What probably makes me the saddest, is that there are build systems designed to work just and only recursive; under the idea that you can do the same type of work, with the same efficiency, in less lines of code or with a much less complex software.. and most of those suck at parallel building, which makes them very inefficient for the single task. In this context, I understand and relate to Matthew’s post about people deciding that something is “too bloated” and just rewrite it from scratch to produce a vastly sub-optimal result — I think I made the same point about CMake before.
And this is not to say that there isn’t always space for improvements, and that less code can be more efficient, if you reuse libraries and apply other tricks — I’m just saying that you should be always wary of software, and build systems, suggesting simplicity, efficiency and features at the same time: recursive is sure easy to provide, but it’s far from efficient. And an efficient build system would require to know enough trickeries to pack up the dependency resolution to compress the timing. And all of this was without taking into consideration the issue of distributed build, where you can run in parallel a high number of compile tasks, but no more than a few linking or generating tasks.

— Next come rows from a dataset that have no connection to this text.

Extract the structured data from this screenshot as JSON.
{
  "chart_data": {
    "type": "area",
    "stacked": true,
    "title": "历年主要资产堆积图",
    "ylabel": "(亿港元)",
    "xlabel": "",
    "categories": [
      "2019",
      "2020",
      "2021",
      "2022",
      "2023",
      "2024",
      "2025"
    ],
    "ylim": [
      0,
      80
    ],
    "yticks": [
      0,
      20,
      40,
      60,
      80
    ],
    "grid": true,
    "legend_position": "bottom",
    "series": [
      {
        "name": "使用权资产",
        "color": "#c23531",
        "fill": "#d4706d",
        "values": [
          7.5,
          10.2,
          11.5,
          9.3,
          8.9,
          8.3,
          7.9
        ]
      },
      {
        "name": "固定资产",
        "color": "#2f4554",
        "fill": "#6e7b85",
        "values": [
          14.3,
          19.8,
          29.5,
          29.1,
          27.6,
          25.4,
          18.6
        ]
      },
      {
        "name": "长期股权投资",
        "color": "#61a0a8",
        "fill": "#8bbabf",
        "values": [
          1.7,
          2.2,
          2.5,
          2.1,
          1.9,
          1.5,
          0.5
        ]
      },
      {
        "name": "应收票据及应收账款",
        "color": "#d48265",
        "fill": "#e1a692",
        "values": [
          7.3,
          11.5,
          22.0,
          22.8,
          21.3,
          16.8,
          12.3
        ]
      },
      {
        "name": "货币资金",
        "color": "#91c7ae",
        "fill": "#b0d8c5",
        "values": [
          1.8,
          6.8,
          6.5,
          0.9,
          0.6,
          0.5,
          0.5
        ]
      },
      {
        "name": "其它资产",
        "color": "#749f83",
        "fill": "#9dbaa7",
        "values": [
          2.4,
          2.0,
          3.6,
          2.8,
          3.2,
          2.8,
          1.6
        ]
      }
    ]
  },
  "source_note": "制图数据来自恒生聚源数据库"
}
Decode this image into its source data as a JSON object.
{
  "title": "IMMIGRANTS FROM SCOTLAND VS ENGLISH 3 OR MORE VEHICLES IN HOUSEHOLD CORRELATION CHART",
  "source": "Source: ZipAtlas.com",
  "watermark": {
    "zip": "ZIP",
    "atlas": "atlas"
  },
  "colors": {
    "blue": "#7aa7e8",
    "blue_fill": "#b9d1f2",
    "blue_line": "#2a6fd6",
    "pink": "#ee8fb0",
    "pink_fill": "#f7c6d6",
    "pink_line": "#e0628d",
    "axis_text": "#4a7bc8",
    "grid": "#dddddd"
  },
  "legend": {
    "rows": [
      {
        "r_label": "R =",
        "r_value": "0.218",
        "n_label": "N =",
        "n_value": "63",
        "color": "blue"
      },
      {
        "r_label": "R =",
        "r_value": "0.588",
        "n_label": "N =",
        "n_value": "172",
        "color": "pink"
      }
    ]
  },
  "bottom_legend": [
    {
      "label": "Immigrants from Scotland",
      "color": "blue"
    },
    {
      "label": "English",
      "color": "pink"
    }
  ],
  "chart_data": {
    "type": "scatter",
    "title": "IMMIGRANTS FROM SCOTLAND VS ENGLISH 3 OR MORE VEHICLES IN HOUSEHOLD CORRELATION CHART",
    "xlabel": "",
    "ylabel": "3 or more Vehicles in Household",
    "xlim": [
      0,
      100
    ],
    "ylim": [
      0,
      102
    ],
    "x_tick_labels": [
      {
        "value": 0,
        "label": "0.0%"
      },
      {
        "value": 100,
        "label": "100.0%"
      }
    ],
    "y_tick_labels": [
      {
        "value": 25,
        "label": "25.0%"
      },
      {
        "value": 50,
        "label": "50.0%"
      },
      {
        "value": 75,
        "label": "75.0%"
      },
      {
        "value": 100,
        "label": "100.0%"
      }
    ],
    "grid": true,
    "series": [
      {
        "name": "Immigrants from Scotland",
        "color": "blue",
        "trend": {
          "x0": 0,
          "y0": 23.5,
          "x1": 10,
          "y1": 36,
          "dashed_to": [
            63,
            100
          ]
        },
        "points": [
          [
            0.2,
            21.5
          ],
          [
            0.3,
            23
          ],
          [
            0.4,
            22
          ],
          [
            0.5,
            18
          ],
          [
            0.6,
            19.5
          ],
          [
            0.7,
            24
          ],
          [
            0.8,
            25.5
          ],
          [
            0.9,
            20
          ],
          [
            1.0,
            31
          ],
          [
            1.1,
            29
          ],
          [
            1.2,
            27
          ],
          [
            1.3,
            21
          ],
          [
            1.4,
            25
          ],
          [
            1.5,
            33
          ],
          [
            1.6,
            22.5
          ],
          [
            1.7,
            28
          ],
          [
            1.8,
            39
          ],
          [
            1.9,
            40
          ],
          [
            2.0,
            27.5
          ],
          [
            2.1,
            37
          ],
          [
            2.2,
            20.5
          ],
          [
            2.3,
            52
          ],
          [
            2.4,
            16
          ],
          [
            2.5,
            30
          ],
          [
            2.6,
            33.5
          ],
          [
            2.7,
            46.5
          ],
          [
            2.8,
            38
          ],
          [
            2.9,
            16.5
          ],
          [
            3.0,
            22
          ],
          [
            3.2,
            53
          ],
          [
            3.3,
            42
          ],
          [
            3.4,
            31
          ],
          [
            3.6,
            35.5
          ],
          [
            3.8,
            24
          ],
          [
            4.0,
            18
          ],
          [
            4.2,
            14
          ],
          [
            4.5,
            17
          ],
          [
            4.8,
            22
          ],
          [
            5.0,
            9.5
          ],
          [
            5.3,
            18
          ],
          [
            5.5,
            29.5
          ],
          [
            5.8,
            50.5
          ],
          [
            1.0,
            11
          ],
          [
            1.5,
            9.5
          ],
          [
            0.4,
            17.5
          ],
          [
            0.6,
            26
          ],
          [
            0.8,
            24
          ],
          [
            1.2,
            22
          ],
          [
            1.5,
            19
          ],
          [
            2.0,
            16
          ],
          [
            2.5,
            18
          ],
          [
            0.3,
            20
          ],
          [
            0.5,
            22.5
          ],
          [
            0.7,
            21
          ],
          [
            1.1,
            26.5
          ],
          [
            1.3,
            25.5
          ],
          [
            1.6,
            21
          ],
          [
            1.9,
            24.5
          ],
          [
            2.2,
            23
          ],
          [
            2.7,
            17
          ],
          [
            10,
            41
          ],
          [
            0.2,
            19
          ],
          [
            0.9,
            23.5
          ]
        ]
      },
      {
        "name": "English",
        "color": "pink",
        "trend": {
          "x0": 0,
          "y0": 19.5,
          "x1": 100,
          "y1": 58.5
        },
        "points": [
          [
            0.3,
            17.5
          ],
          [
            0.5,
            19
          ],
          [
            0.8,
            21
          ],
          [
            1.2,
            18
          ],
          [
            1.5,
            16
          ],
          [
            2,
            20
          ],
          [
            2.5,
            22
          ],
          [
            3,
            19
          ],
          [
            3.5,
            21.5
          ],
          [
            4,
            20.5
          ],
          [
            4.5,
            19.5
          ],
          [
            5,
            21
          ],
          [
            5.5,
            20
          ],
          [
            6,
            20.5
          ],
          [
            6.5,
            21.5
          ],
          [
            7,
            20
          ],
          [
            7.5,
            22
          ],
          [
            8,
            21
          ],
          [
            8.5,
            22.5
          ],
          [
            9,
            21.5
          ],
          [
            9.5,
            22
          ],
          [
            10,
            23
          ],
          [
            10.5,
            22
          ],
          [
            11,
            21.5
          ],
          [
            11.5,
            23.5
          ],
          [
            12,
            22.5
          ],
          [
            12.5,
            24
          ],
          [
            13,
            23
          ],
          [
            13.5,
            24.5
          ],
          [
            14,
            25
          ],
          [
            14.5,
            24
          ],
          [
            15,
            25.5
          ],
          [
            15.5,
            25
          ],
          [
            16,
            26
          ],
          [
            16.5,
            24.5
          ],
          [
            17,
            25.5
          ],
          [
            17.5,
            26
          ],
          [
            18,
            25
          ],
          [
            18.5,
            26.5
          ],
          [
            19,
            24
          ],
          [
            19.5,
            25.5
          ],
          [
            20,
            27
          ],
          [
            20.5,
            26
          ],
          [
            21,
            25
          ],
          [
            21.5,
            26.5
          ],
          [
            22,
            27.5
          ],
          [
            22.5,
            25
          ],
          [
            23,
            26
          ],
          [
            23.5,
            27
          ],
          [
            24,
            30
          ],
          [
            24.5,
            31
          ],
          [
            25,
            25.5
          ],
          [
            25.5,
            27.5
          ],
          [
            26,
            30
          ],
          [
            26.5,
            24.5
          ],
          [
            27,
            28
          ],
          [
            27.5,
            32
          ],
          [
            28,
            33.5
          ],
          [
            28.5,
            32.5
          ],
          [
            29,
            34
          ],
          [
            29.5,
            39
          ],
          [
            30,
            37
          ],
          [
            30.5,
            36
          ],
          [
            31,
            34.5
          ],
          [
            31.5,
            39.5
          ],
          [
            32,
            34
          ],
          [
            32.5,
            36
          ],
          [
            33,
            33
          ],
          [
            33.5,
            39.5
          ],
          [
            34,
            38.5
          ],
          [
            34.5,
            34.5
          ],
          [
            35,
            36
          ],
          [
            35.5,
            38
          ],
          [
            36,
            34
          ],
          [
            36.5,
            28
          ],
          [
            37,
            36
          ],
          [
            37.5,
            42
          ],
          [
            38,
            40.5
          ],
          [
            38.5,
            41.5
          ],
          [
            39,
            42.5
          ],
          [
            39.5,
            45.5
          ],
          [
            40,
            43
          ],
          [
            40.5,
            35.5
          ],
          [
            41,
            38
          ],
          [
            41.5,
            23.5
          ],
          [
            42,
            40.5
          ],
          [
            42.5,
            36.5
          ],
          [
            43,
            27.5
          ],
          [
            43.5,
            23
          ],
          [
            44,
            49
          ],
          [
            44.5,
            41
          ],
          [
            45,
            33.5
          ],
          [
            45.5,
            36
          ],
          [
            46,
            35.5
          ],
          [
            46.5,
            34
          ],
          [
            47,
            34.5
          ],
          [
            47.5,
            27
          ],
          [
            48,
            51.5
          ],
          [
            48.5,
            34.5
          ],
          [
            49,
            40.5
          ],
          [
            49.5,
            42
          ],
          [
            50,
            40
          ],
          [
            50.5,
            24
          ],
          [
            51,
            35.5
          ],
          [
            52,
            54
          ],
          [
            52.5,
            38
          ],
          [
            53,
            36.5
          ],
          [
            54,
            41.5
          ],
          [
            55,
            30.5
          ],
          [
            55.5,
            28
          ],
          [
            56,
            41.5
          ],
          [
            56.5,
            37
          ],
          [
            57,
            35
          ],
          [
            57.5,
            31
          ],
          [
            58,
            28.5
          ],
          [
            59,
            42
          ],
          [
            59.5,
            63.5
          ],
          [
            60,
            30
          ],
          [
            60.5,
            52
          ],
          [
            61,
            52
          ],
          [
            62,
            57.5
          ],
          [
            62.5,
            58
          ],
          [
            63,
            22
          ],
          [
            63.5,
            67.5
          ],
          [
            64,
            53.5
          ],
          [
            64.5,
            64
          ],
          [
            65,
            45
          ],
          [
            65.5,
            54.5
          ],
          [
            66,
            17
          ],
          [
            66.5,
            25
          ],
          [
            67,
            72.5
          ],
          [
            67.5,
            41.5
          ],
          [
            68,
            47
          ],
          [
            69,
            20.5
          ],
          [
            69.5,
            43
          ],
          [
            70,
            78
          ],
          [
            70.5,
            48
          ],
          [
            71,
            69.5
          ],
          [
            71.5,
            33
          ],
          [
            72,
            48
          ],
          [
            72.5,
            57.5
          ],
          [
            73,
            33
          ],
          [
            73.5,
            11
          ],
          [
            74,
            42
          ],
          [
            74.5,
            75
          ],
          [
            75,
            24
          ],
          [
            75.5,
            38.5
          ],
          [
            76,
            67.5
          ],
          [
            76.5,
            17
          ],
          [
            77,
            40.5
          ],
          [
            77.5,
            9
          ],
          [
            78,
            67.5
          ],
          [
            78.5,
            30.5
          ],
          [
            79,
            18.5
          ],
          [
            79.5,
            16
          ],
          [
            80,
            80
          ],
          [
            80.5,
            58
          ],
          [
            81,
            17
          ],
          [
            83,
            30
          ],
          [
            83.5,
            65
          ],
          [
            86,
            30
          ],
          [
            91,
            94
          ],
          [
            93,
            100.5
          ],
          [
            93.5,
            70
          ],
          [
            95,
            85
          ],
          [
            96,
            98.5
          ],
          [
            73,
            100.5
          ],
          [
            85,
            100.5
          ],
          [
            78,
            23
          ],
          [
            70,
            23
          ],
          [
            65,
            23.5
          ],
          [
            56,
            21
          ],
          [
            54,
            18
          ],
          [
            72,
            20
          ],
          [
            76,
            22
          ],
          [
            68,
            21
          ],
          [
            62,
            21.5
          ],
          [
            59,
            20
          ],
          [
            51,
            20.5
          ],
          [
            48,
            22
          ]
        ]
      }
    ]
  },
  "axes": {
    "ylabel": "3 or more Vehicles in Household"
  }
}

Of course, one could argue Gustafson’s law and assert that rather than building a single package fast, people would want to build more packages at the same time, which is what emerge --jobs
option is designed to do, and what ChromiumOS build system implements with the parallel_emerge
script. But this only covers full-system builds and upgrades, while build systems should equally targeted to make a single-package build fast enough to not cause the developers to waste time.
At least I hope now it is clear why recursive build system simply suck for parallelism.